The company now boasts deploying its system in more than 150 decentralized and hybrid clinical trials.
WHAT IT’S FOR
The company plans to use the new funds to help accelerate its decentralized clinical trials business, and in particular invest in remote patient monitoring technologies. Additionally, the company plans to build out its global operations and invest in its SaaS platform.
“Decentralized trial technologies have been critical to drug development during the pandemic, providing global remote access and supporting COVID vaccine and therapeutic research at record speed,” Dr. Michelle Longmire, CEO and cofounder of Medable, said in a statement.
“Patients need the life sciences industry to continue innovating at this pace.
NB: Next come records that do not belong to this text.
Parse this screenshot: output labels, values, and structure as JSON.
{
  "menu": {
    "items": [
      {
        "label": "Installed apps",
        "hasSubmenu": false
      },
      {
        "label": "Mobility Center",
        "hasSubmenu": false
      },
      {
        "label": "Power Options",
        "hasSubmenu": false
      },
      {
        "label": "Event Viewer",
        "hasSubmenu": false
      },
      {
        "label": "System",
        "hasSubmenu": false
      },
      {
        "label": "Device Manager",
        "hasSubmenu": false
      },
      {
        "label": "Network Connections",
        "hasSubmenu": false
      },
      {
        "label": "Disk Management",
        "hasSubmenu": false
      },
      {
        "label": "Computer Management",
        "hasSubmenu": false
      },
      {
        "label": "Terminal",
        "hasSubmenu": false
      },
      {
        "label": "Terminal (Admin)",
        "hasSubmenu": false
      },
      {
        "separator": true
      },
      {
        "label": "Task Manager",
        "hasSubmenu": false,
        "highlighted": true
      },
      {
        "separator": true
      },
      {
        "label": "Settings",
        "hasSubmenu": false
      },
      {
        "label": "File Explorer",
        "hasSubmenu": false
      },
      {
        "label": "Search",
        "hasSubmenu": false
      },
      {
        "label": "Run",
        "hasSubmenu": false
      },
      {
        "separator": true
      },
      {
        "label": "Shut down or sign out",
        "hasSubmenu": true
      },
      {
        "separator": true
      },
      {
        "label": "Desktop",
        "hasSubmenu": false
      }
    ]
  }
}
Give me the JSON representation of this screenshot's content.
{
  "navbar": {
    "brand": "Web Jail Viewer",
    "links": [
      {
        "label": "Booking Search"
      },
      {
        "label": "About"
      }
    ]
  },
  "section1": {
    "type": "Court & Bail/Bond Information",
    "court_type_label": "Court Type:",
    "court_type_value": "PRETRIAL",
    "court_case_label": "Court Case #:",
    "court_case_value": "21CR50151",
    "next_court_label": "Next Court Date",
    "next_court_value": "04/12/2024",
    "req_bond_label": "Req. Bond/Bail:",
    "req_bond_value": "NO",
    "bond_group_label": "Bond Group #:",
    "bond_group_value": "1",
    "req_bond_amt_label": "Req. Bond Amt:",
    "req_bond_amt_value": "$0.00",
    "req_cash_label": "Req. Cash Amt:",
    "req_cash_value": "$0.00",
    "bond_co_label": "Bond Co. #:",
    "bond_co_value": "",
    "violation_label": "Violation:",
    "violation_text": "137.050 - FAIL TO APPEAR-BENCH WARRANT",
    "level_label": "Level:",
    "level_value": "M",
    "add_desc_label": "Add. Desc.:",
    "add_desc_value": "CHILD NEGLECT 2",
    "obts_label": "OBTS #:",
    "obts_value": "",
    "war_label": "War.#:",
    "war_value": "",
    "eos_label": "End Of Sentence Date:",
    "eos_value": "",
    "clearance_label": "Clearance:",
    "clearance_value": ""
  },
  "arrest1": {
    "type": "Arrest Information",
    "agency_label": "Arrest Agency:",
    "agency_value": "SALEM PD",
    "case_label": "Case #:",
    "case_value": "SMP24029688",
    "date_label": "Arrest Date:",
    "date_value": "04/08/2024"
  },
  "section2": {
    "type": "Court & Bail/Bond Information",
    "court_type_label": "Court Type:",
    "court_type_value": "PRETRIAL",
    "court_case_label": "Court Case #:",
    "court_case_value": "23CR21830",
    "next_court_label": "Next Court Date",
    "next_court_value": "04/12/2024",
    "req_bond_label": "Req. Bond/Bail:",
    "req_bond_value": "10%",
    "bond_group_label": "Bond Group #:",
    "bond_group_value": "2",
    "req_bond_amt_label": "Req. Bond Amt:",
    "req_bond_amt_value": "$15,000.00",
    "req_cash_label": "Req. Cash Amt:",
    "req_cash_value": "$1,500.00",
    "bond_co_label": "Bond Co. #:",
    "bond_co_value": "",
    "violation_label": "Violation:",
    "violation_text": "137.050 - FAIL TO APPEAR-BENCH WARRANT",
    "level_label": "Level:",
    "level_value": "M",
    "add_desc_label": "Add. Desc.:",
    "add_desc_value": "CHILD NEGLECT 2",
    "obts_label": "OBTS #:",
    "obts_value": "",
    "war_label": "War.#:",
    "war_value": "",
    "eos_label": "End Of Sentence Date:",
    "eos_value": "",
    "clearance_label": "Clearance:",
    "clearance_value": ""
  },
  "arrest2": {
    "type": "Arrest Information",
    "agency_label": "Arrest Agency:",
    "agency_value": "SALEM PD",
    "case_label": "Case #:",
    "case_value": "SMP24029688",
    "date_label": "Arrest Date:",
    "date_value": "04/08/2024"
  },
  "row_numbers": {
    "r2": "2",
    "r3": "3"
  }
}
By working at the intersection of speed, safety and science, we believe we can meaningfully reduce the barriers to drug development – and ultimately, enable more effective therapies for people all over the world.”
MARKET SNAPSHOT
Medable has competition when it comes to decentralized clinical trials platforms. TrialSpark, a health tech platform that lets providers become clinical trial sites, scored $156 million in Series C funding this fall in order to start developing its own molecular treatments.
Additionally, Florence is also involved in the clinical trial space. The company, which makes software that supports clinical trial research through remote connectivity and electronic document management, landed $80 million in Series C funding in May. And Lightship, a decentralized clinical trial platform, scored $40 million in new funding earlier this month.